Weston: “When it was released in 1985 on Flying Nun it upset a lot of people, but it was a point in time when remixing was just emerging as an idea and I think we did a respectable job of the tracks and the medley was well conceived. For a lot of the people who had grown up in Dunedin it was difficult having the local scene suddenly get taken super seriously by an influx of worshippers, and so the sentiment that prevailed in terms of why David Kilgour and Martin Phillips wanted to do it was they just wanted to cut loose from the too cool for school pigeonhole.”
Mahalski and Weston both relocated to Auckland in early 1985, settling on Waiheke Island and forming a new band with Rob (aka Dick Libido) Brown on bass and Yoh (Laurence Landwer-Johan, ex-The Screaming Meemees) on drums.
Mahalski: “We got into the whole altered consciousness thing and decided to totally divorce our real personalities from the band. We started wearing masks and making animal noises when people tried to interview to us and giving them pictures of trees or other objects to print instead of a picture of the band.”

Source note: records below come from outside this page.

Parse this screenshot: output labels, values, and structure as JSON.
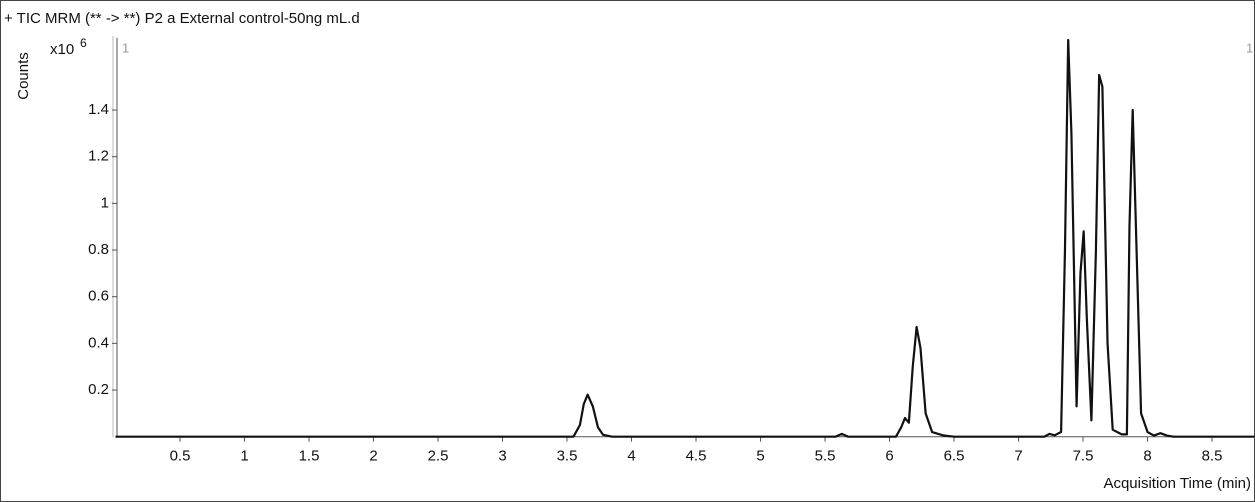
{
  "chart_data": {
    "type": "line",
    "title": "+ TIC MRM (** -> **) P2 a External control-50ng mL.d",
    "y_label": "Counts",
    "y_scale_label": "x10",
    "y_scale_exponent": "6",
    "x_label": "Acquisition Time (min)",
    "annotations": [
      "1",
      "1"
    ],
    "xlim": [
      0,
      8.83
    ],
    "ylim": [
      0,
      1.71
    ],
    "xticks": [
      0.5,
      1,
      1.5,
      2,
      2.5,
      3,
      3.5,
      4,
      4.5,
      5,
      5.5,
      6,
      6.5,
      7,
      7.5,
      8,
      8.5
    ],
    "yticks": [
      0.2,
      0.4,
      0.6,
      0.8,
      1,
      1.2,
      1.4
    ],
    "series": [
      {
        "color": "#111111",
        "x": [
          0,
          3.55,
          3.6,
          3.63,
          3.66,
          3.7,
          3.74,
          3.78,
          3.85,
          5.58,
          5.63,
          5.68,
          6.05,
          6.09,
          6.12,
          6.15,
          6.18,
          6.21,
          6.24,
          6.28,
          6.33,
          6.42,
          6.5,
          7.2,
          7.24,
          7.28,
          7.33,
          7.36,
          7.385,
          7.41,
          7.45,
          7.48,
          7.505,
          7.53,
          7.565,
          7.6,
          7.625,
          7.65,
          7.69,
          7.73,
          7.8,
          7.84,
          7.86,
          7.885,
          7.91,
          7.95,
          8.0,
          8.05,
          8.1,
          8.15,
          8.2,
          8.83
        ],
        "values": [
          0,
          0,
          0.05,
          0.14,
          0.18,
          0.13,
          0.04,
          0.008,
          0,
          0,
          0.012,
          0,
          0,
          0.04,
          0.08,
          0.06,
          0.3,
          0.47,
          0.38,
          0.1,
          0.02,
          0.005,
          0,
          0,
          0.012,
          0.006,
          0.02,
          0.8,
          1.7,
          1.3,
          0.13,
          0.7,
          0.88,
          0.5,
          0.07,
          0.8,
          1.55,
          1.5,
          0.4,
          0.03,
          0.01,
          0.01,
          0.9,
          1.4,
          0.9,
          0.1,
          0.02,
          0.005,
          0.015,
          0.005,
          0,
          0
        ]
      }
    ]
  }
}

The group borrowed Paul Luker’s 4-track tape recorder and embarked on a period of continued recording experimentation, creating backing tapes and cut up works, some of which appear on the tape release More Base (1985). The duo’s growing interest in photography spilled into the live shows with the inclusion of slides in an increasingly multimedia orientated presentation influenced by the electronic experimental art scenes of San Francisco and the emerging industrial movement.
“We found the masks made it hard to play and set up a real barrier between us and the audience,” says Mahalski. “A lot of people just didn’t get it. And our new rhythm section never really gelled – no disrespect to Rob or Yoh – we were naive to think we could replace Robin and Barry so easily. Mike and I started getting involved in other things and after a personal tragedy I moved back to Dunedin and the band split up shortly afterwards.”
Just before the final split, the band headed to Last Laugh Studios, where Weston was later to base his production work, and recorded ‘No More Mr Nice Guy’ with Martin Williams producing. The track appears on Contraceptual, a 1987 cassette-only compilation release from Weston’s art project, Zoom Creative.
After Crystal Zoom!, Mahalski formed Dunedin funksters Let’s Get Naked, with Robin Murphy and some other ex-Idles. This band was a regular at The Captain Cook Tavern in the late 1980s and put out an album called Something Like That on Dunedin’s Rational Records in 1987 as well as having a minor hit with the song ‘Funky Dunedin’. In 1988 Weston formed the synthesiser duo Black Girl’s Machine with Johnny Payne (aka Johnnie Pain of the Hallelujah Picassos) and put out the EP Esoterror on Flying Nun (1990). Nowadays Mahalski and Weston are both known as contemporary artists.
Barry Blackler went on to play with the Scottish band The Jesus and Mary Chain as well as The Exponents and The Starlings (with Chris Sheehan). He also formed the well-known music tour promotion company, Blackout. Simon Amarasingham now does sound work for computer games in the States.